Anthracite and Coal: Different Commodities
Anthracite mined in Northeast Pennsylvania has the highest grade of carbon in the world and is a different product than what politicians refer to when they call for “No More Coal,” a local mining engineer said.
Justin Emershaw of Atlantic Carbon Group said most of the hard coal his company mines in Hazleton is used to recycle steel, filter water and make pigments, rubber, plastic, glass or sugar. About 8% heats homes.
“It’s a different commodity here, a niche market,” Emershaw said while speaking at Eckley Miners’ Village Museum on Wednesday during an event that was part of anthracite heritage month.
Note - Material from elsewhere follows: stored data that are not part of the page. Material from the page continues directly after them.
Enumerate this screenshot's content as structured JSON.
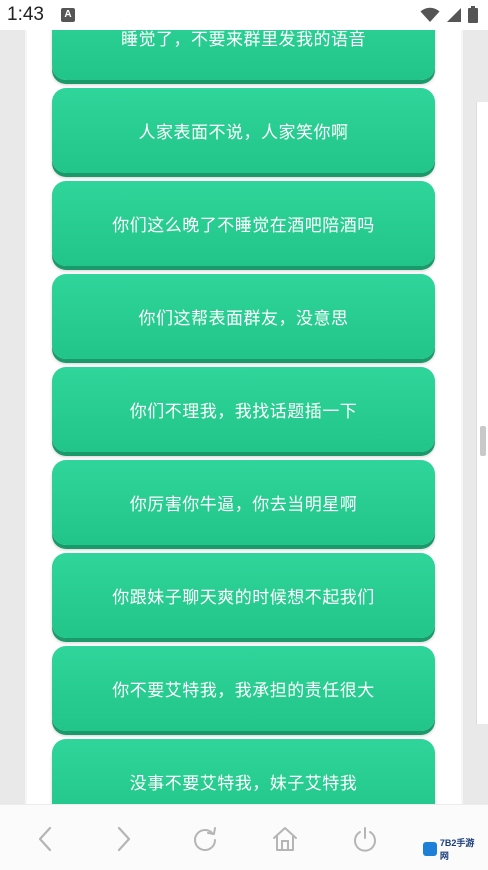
{
  "status_bar": {
    "time": "1:43",
    "app_icon_letter": "A"
  },
  "phrases": [
    "睡觉了，不要来群里发我的语音",
    "人家表面不说，人家笑你啊",
    "你们这么晚了不睡觉在酒吧陪酒吗",
    "你们这帮表面群友，没意思",
    "你们不理我，我找话题插一下",
    "你厉害你牛逼，你去当明星啊",
    "你跟妹子聊天爽的时候想不起我们",
    "你不要艾特我，我承担的责任很大",
    "没事不要艾特我，妹子艾特我"
  ],
  "bottom_nav": {
    "icons": [
      "back-icon",
      "forward-icon",
      "refresh-icon",
      "home-icon",
      "power-icon"
    ]
  },
  "watermark": {
    "text": "7B2手游网"
  },
  "colors": {
    "button_green": "#27cc90",
    "button_shadow": "#1a9a6b"
  }
}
The markets that Emershaw listed pair up closely with uses that other regional coal companies, Reading Anthracite and Blashak Coal, list on their websites with one addition:
Chefs stoke ovens with anthracite in coal fired pizzerias that operate along the Eastern Seaboard and have popped up as far from the Anthracite fields as Denver and San Francisco.
Pizza makers favor anthracite because it burns hot and long with little soot.
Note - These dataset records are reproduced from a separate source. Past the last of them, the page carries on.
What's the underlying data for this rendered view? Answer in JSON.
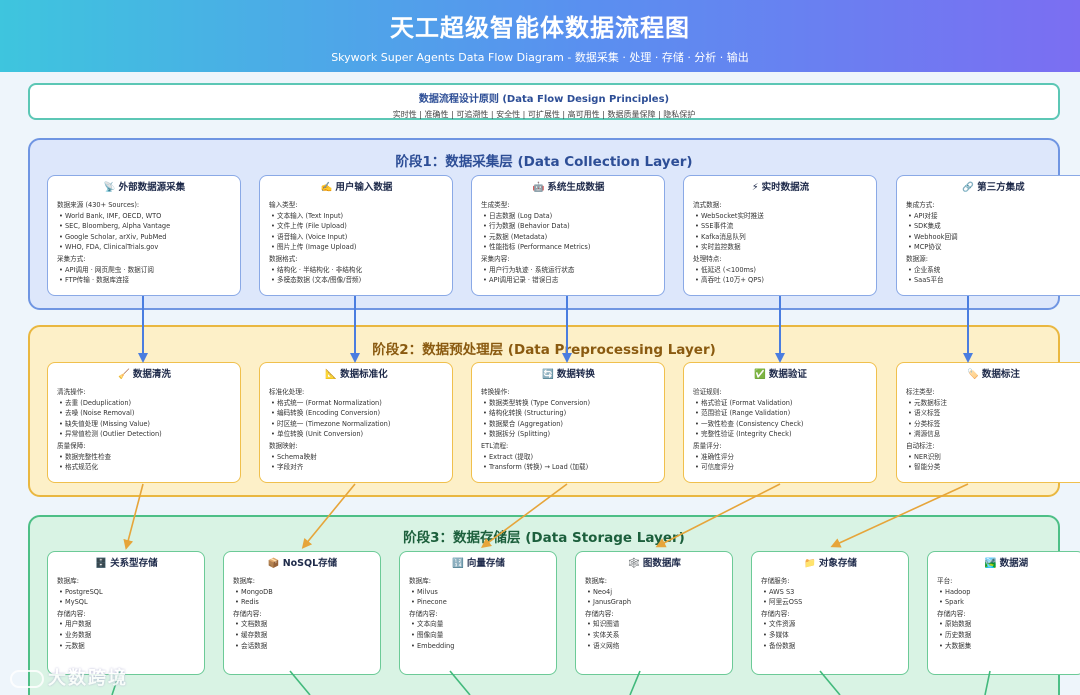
{
  "header": {
    "title": "天工超级智能体数据流程图",
    "subtitle": "Skywork Super Agents Data Flow Diagram - 数据采集 · 处理 · 存储 · 分析 · 输出"
  },
  "principles": {
    "title": "数据流程设计原则 (Data Flow Design Principles)",
    "list": "实时性 | 准确性 | 可追溯性 | 安全性 | 可扩展性 | 高可用性 | 数据质量保障 | 隐私保护"
  },
  "stage1": {
    "title": "阶段1：数据采集层 (Data Collection Layer)",
    "cards": [
      {
        "icon": "📡",
        "title": "外部数据源采集",
        "sections": [
          {
            "label": "数据来源 (430+ Sources):",
            "items": [
              "World Bank, IMF, OECD, WTO",
              "SEC, Bloomberg, Alpha Vantage",
              "Google Scholar, arXiv, PubMed",
              "WHO, FDA, ClinicalTrials.gov"
            ]
          },
          {
            "label": "采集方式:",
            "items": [
              "API调用 · 网页爬虫 · 数据订阅",
              "FTP传输 · 数据库连接"
            ]
          }
        ]
      },
      {
        "icon": "✍️",
        "title": "用户输入数据",
        "sections": [
          {
            "label": "输入类型:",
            "items": [
              "文本输入 (Text Input)",
              "文件上传 (File Upload)",
              "语音输入 (Voice Input)",
              "图片上传 (Image Upload)"
            ]
          },
          {
            "label": "数据格式:",
            "items": [
              "结构化 · 半结构化 · 非结构化",
              "多模态数据 (文本/图像/音频)"
            ]
          }
        ]
      },
      {
        "icon": "🤖",
        "title": "系统生成数据",
        "sections": [
          {
            "label": "生成类型:",
            "items": [
              "日志数据 (Log Data)",
              "行为数据 (Behavior Data)",
              "元数据 (Metadata)",
              "性能指标 (Performance Metrics)"
            ]
          },
          {
            "label": "采集内容:",
            "items": [
              "用户行为轨迹 · 系统运行状态",
              "API调用记录 · 错误日志"
            ]
          }
        ]
      },
      {
        "icon": "⚡",
        "title": "实时数据流",
        "sections": [
          {
            "label": "流式数据:",
            "items": [
              "WebSocket实时推送",
              "SSE事件流",
              "Kafka消息队列",
              "实时监控数据"
            ]
          },
          {
            "label": "处理特点:",
            "items": [
              "低延迟 (<100ms)",
              "高吞吐 (10万+ QPS)"
            ]
          }
        ]
      },
      {
        "icon": "🔗",
        "title": "第三方集成",
        "sections": [
          {
            "label": "集成方式:",
            "items": [
              "API对接",
              "SDK集成",
              "Webhook回调",
              "MCP协议"
            ]
          },
          {
            "label": "数据源:",
            "items": [
              "企业系统",
              "SaaS平台"
            ]
          }
        ]
      }
    ]
  },
  "stage2": {
    "title": "阶段2：数据预处理层 (Data Preprocessing Layer)",
    "cards": [
      {
        "icon": "🧹",
        "title": "数据清洗",
        "sections": [
          {
            "label": "清洗操作:",
            "items": [
              "去重 (Deduplication)",
              "去噪 (Noise Removal)",
              "缺失值处理 (Missing Value)",
              "异常值检测 (Outlier Detection)"
            ]
          },
          {
            "label": "质量保障:",
            "items": [
              "数据完整性检查",
              "格式规范化"
            ]
          }
        ]
      },
      {
        "icon": "📐",
        "title": "数据标准化",
        "sections": [
          {
            "label": "标准化处理:",
            "items": [
              "格式统一 (Format Normalization)",
              "编码转换 (Encoding Conversion)",
              "时区统一 (Timezone Normalization)",
              "单位转换 (Unit Conversion)"
            ]
          },
          {
            "label": "数据映射:",
            "items": [
              "Schema映射",
              "字段对齐"
            ]
          }
        ]
      },
      {
        "icon": "🔄",
        "title": "数据转换",
        "sections": [
          {
            "label": "转换操作:",
            "items": [
              "数据类型转换 (Type Conversion)",
              "结构化转换 (Structuring)",
              "数据聚合 (Aggregation)",
              "数据拆分 (Splitting)"
            ]
          },
          {
            "label": "ETL流程:",
            "items": [
              "Extract (提取)",
              "Transform (转换) → Load (加载)"
            ]
          }
        ]
      },
      {
        "icon": "✅",
        "title": "数据验证",
        "sections": [
          {
            "label": "验证规则:",
            "items": [
              "格式验证 (Format Validation)",
              "范围验证 (Range Validation)",
              "一致性检查 (Consistency Check)",
              "完整性验证 (Integrity Check)"
            ]
          },
          {
            "label": "质量评分:",
            "items": [
              "准确性评分",
              "可信度评分"
            ]
          }
        ]
      },
      {
        "icon": "🏷️",
        "title": "数据标注",
        "sections": [
          {
            "label": "标注类型:",
            "items": [
              "元数据标注",
              "语义标签",
              "分类标签",
              "溯源信息"
            ]
          },
          {
            "label": "自动标注:",
            "items": [
              "NER识别",
              "智能分类"
            ]
          }
        ]
      }
    ]
  },
  "stage3": {
    "title": "阶段3：数据存储层 (Data Storage Layer)",
    "cards": [
      {
        "icon": "🗄️",
        "title": "关系型存储",
        "sections": [
          {
            "label": "数据库:",
            "items": [
              "PostgreSQL",
              "MySQL"
            ]
          },
          {
            "label": "存储内容:",
            "items": [
              "用户数据",
              "业务数据",
              "元数据"
            ]
          }
        ]
      },
      {
        "icon": "📦",
        "title": "NoSQL存储",
        "sections": [
          {
            "label": "数据库:",
            "items": [
              "MongoDB",
              "Redis"
            ]
          },
          {
            "label": "存储内容:",
            "items": [
              "文档数据",
              "缓存数据",
              "会话数据"
            ]
          }
        ]
      },
      {
        "icon": "🔢",
        "title": "向量存储",
        "sections": [
          {
            "label": "数据库:",
            "items": [
              "Milvus",
              "Pinecone"
            ]
          },
          {
            "label": "存储内容:",
            "items": [
              "文本向量",
              "图像向量",
              "Embedding"
            ]
          }
        ]
      },
      {
        "icon": "🕸️",
        "title": "图数据库",
        "sections": [
          {
            "label": "数据库:",
            "items": [
              "Neo4j",
              "JanusGraph"
            ]
          },
          {
            "label": "存储内容:",
            "items": [
              "知识图谱",
              "实体关系",
              "语义网络"
            ]
          }
        ]
      },
      {
        "icon": "📁",
        "title": "对象存储",
        "sections": [
          {
            "label": "存储服务:",
            "items": [
              "AWS S3",
              "阿里云OSS"
            ]
          },
          {
            "label": "存储内容:",
            "items": [
              "文件资源",
              "多媒体",
              "备份数据"
            ]
          }
        ]
      },
      {
        "icon": "🏞️",
        "title": "数据湖",
        "sections": [
          {
            "label": "平台:",
            "items": [
              "Hadoop",
              "Spark"
            ]
          },
          {
            "label": "存储内容:",
            "items": [
              "原始数据",
              "历史数据",
              "大数据集"
            ]
          }
        ]
      }
    ]
  },
  "watermark": "大数跨境"
}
For anthracite producers, coal fired pizza is the smallest share of their market, but it’s trendy.
Metallurgical users, such as steel makers, remain the biggest customer, accounting for about 60% of sales at Blaschak Coal, Greg Driscoll, the company’s chairman, said.
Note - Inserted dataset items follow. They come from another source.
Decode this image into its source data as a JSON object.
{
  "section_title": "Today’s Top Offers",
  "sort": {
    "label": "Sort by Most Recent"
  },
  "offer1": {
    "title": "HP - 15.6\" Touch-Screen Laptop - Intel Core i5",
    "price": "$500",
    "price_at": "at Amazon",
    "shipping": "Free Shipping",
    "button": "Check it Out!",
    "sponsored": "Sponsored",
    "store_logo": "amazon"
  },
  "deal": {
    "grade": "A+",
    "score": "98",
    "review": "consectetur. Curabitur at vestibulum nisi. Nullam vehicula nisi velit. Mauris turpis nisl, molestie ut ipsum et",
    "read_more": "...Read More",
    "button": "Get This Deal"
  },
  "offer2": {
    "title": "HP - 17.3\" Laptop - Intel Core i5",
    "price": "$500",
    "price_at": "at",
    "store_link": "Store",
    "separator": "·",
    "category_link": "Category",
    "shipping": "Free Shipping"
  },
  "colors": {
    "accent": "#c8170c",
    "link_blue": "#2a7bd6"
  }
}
Most steel companies in the United States recycle steel by heating it in electric arc furnaces, a process that weakens the metal unless carbon is added. Steel companies prefer to inject anthracite rather than other types of coal into furnaces because of its carbon content.
Driscoll said 40 pounds of anthracite is mixed to one ton of steel in an electric arc furnace.
Making one ton of steel from iron ore in blast furnace, in contrast, requires about one ton of coal.